Crónicas
da Infâmia
2 – Do ( Des)amor
Portugal foi sempre o meu
país e a minha pátria. Todavia, creio
que país e pátria já não são coincidentes, nem tão pouco complementares. Não
sei se alguém o afirmou. Digo-o, apenas
porque senti.
Um país preenche e ilustra um mapa. Uma pátria habita e adorna um coração.
A guerra começa quando se
pretende apô-los e se descobre que essa
pátria não veste aquele país e esse país não tem corpo para aquela pátria.
Ficar sem pátria é,então, ter um coração apátrida. São os laços que se
quebram num coração que passa a sobreviver sem essas amarras.
Assim ficou o meu coração.
Apátrida de um país que me dá a nacionalidade. Apátrida de um país que me
inclui na população residente. Apátrida de um país que existe ausente de mim. E
nessa ausência, tento descobrir o que fez deste Portugal um país de tantas pátrias expatriado. Confirmo,
atónita, que foi também uma outra
ausência. A maior talvez, porque é uma ausência vital - a ausência do amor. Sem
ele, a infâmia vinga.
O amor, sentimento exigente,
volatilizou-se adquirindo uma forma
estranha que enviesa os dias e as gentes deste país. Arredou-se, em degeneração profunda, dando lugar ao
(des)amor.
(Des)amor que se implantou sem
que fosse regulamentado, exigido, recomendado.

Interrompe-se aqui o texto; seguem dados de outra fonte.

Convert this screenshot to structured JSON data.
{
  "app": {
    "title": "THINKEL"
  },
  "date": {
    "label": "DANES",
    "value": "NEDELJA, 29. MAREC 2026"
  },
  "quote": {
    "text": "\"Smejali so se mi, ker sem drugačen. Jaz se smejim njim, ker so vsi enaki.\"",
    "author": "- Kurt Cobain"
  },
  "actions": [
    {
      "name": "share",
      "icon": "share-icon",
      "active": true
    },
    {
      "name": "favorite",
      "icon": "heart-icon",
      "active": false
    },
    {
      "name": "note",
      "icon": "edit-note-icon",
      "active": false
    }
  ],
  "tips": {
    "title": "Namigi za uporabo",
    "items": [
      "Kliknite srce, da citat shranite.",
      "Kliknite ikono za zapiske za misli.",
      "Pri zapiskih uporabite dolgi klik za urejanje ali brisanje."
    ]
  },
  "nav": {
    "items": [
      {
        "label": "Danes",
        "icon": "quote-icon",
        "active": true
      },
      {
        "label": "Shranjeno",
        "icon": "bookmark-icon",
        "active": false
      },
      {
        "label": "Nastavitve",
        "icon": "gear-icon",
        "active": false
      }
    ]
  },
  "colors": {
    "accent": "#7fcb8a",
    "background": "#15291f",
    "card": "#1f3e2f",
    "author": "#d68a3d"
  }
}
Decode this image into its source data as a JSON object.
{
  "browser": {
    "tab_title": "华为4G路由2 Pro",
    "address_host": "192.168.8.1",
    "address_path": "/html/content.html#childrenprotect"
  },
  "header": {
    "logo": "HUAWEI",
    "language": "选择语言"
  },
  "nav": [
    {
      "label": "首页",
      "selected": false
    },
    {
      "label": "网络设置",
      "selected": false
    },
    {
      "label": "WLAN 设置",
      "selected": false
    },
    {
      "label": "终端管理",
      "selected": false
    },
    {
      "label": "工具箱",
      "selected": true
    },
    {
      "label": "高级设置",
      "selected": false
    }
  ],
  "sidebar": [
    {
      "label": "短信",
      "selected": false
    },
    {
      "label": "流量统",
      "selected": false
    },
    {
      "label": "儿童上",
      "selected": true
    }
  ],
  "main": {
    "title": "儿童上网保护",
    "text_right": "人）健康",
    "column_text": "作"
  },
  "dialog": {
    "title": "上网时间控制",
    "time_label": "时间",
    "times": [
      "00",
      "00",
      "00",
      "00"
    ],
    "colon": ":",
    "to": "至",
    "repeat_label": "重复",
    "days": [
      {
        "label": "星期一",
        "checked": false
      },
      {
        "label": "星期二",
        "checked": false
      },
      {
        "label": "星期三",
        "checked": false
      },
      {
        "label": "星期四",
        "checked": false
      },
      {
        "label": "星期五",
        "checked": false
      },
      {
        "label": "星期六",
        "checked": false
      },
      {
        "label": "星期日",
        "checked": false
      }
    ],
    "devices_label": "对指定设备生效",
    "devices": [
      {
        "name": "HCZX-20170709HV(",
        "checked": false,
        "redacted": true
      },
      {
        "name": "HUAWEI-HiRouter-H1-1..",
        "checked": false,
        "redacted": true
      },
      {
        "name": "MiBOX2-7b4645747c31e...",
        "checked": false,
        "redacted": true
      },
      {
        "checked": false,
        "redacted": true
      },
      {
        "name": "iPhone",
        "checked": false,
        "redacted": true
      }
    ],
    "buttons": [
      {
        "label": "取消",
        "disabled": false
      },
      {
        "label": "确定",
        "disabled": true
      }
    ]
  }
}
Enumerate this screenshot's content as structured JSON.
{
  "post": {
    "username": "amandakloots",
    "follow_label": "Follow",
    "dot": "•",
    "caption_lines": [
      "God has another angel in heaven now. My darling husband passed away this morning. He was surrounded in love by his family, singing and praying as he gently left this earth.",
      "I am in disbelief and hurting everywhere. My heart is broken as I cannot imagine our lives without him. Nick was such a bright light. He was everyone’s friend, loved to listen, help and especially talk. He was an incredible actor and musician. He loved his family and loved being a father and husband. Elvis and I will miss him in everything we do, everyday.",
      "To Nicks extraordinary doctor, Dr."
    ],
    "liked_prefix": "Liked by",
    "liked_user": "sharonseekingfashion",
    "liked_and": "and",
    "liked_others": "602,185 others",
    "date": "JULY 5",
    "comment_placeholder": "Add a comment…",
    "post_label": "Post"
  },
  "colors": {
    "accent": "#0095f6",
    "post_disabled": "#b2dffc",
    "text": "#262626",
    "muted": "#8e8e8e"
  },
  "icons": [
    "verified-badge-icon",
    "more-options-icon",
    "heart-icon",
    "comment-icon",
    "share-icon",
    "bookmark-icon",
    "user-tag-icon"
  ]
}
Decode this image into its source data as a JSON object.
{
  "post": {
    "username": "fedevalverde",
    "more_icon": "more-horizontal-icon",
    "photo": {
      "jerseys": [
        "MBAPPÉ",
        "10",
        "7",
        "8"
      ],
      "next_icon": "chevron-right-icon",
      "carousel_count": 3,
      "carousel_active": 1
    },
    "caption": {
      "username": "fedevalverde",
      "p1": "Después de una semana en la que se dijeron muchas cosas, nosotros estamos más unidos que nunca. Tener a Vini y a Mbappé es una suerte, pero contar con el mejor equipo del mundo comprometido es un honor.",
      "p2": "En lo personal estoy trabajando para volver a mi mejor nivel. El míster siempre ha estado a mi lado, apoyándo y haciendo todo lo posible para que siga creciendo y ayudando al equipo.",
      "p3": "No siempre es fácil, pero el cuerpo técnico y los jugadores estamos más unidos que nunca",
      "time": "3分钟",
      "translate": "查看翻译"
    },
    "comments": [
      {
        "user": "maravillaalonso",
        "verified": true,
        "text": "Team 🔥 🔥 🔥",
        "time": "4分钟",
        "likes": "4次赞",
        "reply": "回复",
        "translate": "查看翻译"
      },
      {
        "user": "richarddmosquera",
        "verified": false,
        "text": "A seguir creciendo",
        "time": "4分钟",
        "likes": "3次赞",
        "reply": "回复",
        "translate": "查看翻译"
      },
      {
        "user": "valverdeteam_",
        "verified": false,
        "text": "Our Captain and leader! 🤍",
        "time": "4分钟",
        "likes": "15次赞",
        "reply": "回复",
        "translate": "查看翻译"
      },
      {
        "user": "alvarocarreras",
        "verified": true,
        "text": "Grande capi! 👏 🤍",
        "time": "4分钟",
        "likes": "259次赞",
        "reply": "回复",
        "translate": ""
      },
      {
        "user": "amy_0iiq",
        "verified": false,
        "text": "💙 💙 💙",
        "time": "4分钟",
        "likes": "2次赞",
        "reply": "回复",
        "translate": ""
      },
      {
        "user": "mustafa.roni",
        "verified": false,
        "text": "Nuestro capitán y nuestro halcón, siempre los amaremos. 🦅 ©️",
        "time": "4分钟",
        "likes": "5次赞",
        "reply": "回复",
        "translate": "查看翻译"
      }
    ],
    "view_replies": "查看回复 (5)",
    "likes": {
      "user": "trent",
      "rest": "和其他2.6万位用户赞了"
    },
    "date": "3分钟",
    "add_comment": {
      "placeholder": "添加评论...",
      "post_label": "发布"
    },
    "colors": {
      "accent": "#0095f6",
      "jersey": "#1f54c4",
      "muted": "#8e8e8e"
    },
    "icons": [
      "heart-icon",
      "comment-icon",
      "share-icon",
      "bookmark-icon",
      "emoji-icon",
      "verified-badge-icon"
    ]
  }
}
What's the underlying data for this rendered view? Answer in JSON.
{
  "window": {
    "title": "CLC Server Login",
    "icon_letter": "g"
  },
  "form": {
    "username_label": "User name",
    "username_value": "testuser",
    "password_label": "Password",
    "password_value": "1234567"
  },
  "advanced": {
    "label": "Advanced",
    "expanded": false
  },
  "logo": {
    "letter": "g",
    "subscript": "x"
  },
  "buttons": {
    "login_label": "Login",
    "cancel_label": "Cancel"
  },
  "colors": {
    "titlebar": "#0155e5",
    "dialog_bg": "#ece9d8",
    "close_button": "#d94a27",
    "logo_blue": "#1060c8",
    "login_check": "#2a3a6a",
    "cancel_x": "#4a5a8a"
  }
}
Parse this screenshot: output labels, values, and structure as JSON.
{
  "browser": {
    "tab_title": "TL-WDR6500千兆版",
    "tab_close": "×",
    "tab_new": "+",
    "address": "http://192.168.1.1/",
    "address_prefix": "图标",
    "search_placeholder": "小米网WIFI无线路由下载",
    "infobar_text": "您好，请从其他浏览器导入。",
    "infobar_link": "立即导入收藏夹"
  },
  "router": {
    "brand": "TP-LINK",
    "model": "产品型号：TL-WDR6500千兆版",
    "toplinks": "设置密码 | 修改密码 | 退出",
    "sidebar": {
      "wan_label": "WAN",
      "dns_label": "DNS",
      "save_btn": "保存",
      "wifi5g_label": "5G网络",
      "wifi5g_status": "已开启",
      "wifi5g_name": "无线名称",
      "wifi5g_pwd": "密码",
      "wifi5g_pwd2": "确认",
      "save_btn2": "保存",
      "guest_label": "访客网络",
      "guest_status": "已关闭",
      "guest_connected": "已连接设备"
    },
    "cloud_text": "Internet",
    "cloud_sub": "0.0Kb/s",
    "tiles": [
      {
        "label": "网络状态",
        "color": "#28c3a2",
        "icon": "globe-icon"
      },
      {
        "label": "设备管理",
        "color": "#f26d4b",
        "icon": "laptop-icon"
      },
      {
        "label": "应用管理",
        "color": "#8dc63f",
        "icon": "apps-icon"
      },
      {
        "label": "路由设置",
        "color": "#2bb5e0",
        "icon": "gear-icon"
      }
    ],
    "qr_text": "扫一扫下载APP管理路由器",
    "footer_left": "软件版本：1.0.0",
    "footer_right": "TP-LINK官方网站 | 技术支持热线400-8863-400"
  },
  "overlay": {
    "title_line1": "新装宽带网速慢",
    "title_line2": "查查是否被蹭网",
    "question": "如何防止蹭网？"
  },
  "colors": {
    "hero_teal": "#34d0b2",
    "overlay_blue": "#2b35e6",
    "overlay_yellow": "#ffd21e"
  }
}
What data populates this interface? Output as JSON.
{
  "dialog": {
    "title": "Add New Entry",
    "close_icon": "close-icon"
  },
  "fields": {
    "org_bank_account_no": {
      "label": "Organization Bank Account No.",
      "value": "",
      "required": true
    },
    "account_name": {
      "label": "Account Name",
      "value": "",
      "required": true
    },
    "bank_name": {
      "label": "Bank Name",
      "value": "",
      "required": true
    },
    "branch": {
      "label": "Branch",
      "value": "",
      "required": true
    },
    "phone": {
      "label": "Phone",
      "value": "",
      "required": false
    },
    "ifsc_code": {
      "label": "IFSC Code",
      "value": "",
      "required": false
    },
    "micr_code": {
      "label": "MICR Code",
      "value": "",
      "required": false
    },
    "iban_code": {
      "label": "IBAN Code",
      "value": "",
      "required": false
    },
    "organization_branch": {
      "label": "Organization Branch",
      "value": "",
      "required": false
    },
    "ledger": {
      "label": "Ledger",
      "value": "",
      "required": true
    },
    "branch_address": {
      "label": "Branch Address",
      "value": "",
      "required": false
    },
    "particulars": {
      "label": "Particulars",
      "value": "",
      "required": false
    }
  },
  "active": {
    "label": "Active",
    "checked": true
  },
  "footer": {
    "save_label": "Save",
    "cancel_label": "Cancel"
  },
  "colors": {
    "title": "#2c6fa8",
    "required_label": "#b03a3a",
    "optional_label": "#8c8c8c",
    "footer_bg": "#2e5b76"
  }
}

(Des)amor que se infiltrou
sem pedir licença, mas entrando , invadindo, espalhando-se , qual erva daninha
que brota sem ser semeada.
(Des)amor que reina, que
dispõe, que exige, que quebra, que anula, que separa, que mata.
(Des)amor, a nova infâmia deste canhestro e ancestral país.
As loas que, ao longo do
tempo, os poetas foram tecendo ao amor,
jazem, agora, nas obras maiores de
Camões, de Shakespeare ,de Neruda ou de tantos
outros grandes poetas.
E se o (des)amor
grassa e prospera pelo mundo, porquê invocar a infâmia?
Impossível não invocar a
infâmia, quando se entra num Hospital apinhado de doentes nos corredores da
urgência.
Impossível não invocar a
infâmia, quando se não tem pão para matar a fome de um filho.
Impossível não invocar a
infâmia, quando se abandonam quatrocentos mil desempregados à sorte de uma
anunciada penúria extrema.
Impossível não invocar a
infâmia, quando se coloca um pai, uma mãe, um avô, uma avó num Lar de idosos. Nesta
situação, não se invoca apenas a infâmia,
confirma-se a dolosa evidência do
(des)amor. Basta entrar nesses Lares, áridos ou confortáveis, para verificar
que são os armazéns dos idosos. A dor magoa-nos sem reserva e sem
defesa. Perante nós, desfia–se, em terrível surpresa, o verdadeiro estiolamento
da família. São os pais , os avós,
abandonados, espoliados por filhos e por netos que foram desejados e
amados na teia dos laços familiares, no
seio de uma família que todos incluía. E ei-los , empurrados para o
último e mais confrangente lugar da degradação do amor: a sepultura dos vivos.
A finitude da vida
apresenta-se na sua forma mais vulnerável e mais trágica . Roubar o tecto de
uma vida inteira para um chão que não se
ajusta aos pés gastos por outros soalhos é invocar a morte e exercer uma despudorada violência em nome de uma solução sem qualquer outra
alternativa.
Os lares deste país estão
cheios de idosos, esquecidos, rejeitados, prostrados a um destino que não
escolheram. O olhar de cada um perde-se na memória de um tempo que já não
existe e de outro que se estiola. Feriu-me, logo que entrei num Lar.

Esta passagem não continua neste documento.